May 28, 2020 • aws , redshift , spectrum , athena , lambda , python

RedShift user activity log(useractivitylog) will be pushed from RedShift to our S3 bucket on every 1hr internal. This file contains all the SQL queries that are executed on our RedShift cluster. But unfortunately, this is a raw text file, completely unstructured. So we can directly use this file for further analysis. I have already published a blog about this to query this data with AWS Athena with a lot of substring and split_part functions, but it’s not much efficient to scan a massive amount of data. That’s why I want to figure out a way to fix this. The only way to structure unstructured data is to know the pattern and tell your database server how to retrieve the data with proper column names. So I thought to use the Glue Grok pattern to define the schema on top of the user activity log files. Then use Spectrum or even Athena can help you to query this.

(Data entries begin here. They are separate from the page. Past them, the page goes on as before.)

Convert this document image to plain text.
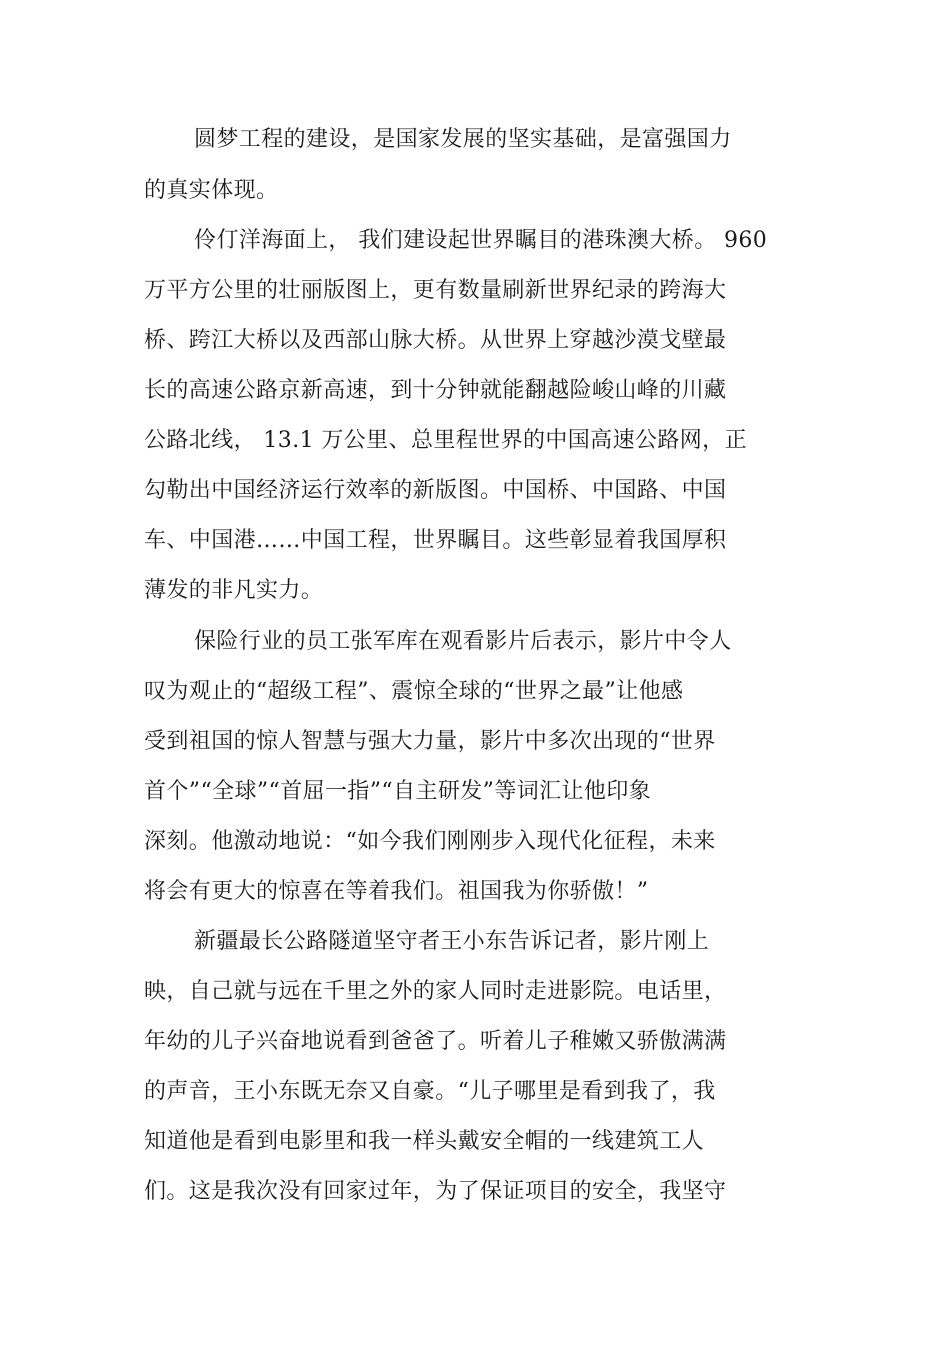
圆梦工程的建设，是国家发展的坚实基础，是富强国力
的真实体现。
伶仃洋海面上， 我们建设起世界瞩目的港珠澳大桥。 960
万平方公里的壮丽版图上，更有数量刷新世界纪录的跨海大
桥、跨江大桥以及西部山脉大桥。从世界上穿越沙漠戈壁最
长的高速公路京新高速，到十分钟就能翻越险峻山峰的川藏
公路北线， 13.1 万公里、总里程世界的中国高速公路网，正
勾勒出中国经济运行效率的新版图。中国桥、中国路、中国
车、中国港……中国工程，世界瞩目。这些彰显着我国厚积
薄发的非凡实力。
保险行业的员工张军库在观看影片后表示，影片中令人
叹为观止的“超级工程”、震惊全球的“世界之最”让他感
受到祖国的惊人智慧与强大力量，影片中多次出现的“世界
首个”“全球”“首屈一指”“自主研发”等词汇让他印象
深刻。他激动地说：“如今我们刚刚步入现代化征程，未来
将会有更大的惊喜在等着我们。祖国我为你骄傲！”
新疆最长公路隧道坚守者王小东告诉记者，影片刚上
映，自己就与远在千里之外的家人同时走进影院。电话里，
年幼的儿子兴奋地说看到爸爸了。听着儿子稚嫩又骄傲满满
的声音，王小东既无奈又自豪。“儿子哪里是看到我了，我
知道他是看到电影里和我一样头戴安全帽的一线建筑工人
们。这是我次没有回家过年，为了保证项目的安全，我坚守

Glue Custom Classifier Grok Pattern: #

I found a grok pattern for this user activity log data on an AWS forum. But it didn’t work for me. Even I tried to change a few things, but no luck. But finally, with the help of AWS Support, we generated the working pattern.

\'%{TIMESTAMP_ISO8601:timestamp} %{TZ:timezone} \[ db=%{DATA:db} user=%{DATA:user} pid=%{DATA:pid} userid=%{DATA:userid} xid=%{DATA:xid} \]\' LOG: %{GREEDYDATA:query}

Challenge in the data: #

The next challenge is, the AWS generate useractivitylog file is not in a proper structure. It’s one an ln-line text files. I mean if you have a long query then that particular query having a new line character.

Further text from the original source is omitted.